Why Cryptocurrencies are Struggling to Attract Mass Adoption

Its a decade now, cryptocurrencies have survived this tough market and proved its true might and implication in the financial system of the world. Then why is that, it is struggling to find mass adoption and countries are reluctant to have favourable regulations towards it.

Despite all the successes it has earned, still, there are limitations to fully make it as one global currency. Below is the list of possible factors, that will explain why it is so:

Not Fully Aligned to Existing Economic System

One of the major fear of the policymakers around the world is that if cryptocurrencies are made legal global currency,  then it will end the centuries-old established practice of banking and finance, crippling the whole system.

In one of the studies by Central Bank of South Korea, it is said that if any form of cryptocurrency whether its central bank backed digital currency is approved, then it will cause acute liquidity crisis with a surge in interest rate.

Having cryptocurrencies inclined economy will severely impact the credit creation process and money supply in the system will fall.

Since cryptocurrencies are based on decentralised ledger technology, which neither can be controlled and manipulated. Meaning, it will take away the central authority of the government to control its fiscal maths. Further, transactions in Bitcoins and other cryptocurrencies are completely anonymous, which will increase the chances of tax evasion.

Technological Complexity

Technical complexities is also another limitation associated with cryptocurrencies. To purchase and spend digital currencies, one has to create a digital wallet to store the cryptocurrencies and is only accessed through a private key, and if lost, the whole cryptocurrency balance would be lost permanently. Given the technical complexity, acceptability remains a concern and older age people will always find it difficult to understand.

Extreme Volatility

The year 2017 witnessed a record high value of legacy cryptocurrencies with Bitcoin recording a 20 times increase in value. But, also recorded 90 per cent slump in value in the year 2018, highlighting the issue, extreme volatility. People will find it hard to accept if their crypto holdings are not worthy tomorrow as it is today.

Risk of Manipulation

Currently, the crypto ecosystem is controlled by individuals, and the risks of manipulation are always high. A few days back, there was a news report that stable coin Tether (USDT) is not fully backed by USD reserve, sparking fear among investors and was trading lower than the base value. Until this problem gets addressed, the situation of uncertainty will continue to persist.
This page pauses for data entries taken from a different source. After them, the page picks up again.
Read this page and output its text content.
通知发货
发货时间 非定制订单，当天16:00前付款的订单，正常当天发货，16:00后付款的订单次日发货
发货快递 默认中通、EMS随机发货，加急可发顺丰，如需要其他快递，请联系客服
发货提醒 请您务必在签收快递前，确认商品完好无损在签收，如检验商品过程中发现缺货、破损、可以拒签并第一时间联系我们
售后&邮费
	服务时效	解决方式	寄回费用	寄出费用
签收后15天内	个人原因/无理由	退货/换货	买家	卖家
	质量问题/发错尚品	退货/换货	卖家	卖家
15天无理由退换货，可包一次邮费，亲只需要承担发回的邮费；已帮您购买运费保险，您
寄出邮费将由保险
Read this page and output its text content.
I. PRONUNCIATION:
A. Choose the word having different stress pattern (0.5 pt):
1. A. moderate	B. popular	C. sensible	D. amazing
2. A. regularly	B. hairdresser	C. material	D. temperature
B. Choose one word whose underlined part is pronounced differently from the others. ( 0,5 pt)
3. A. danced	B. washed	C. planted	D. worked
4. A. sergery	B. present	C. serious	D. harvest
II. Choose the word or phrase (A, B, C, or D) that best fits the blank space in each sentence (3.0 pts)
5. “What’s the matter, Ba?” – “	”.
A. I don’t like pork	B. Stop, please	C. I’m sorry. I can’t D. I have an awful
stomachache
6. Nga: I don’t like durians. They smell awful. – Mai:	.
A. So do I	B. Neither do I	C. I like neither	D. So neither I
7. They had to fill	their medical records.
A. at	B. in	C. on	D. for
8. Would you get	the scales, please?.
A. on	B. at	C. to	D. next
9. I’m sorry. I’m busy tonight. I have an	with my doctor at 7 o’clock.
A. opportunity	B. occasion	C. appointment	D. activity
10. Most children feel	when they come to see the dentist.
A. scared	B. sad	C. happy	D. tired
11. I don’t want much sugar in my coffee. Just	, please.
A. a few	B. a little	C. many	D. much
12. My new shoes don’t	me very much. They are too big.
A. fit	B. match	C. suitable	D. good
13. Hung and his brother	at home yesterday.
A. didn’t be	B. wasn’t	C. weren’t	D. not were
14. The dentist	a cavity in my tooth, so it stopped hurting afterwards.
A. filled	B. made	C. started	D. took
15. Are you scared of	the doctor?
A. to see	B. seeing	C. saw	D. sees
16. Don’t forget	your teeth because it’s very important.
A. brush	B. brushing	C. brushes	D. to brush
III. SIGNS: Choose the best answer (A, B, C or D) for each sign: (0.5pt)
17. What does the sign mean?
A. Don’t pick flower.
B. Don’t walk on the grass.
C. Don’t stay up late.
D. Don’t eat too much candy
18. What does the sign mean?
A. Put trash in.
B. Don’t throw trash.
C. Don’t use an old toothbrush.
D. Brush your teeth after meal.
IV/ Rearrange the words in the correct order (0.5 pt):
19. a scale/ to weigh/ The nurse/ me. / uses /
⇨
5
Last but foremost, Regulations. The cryptocurrencies are not regulated by most of the economies and is finding strong resistance from the policymakers. Regulations will help to bring back the confidence in the market, thus bringing in more users to the market.


The problems are real and need to get addressed before cryptocurrency goes mainstream. As per my views, the current structure of the cryptocurrency market will not survive long and a new form of the market will replace it, where it will find more public acceptance and provide more utility.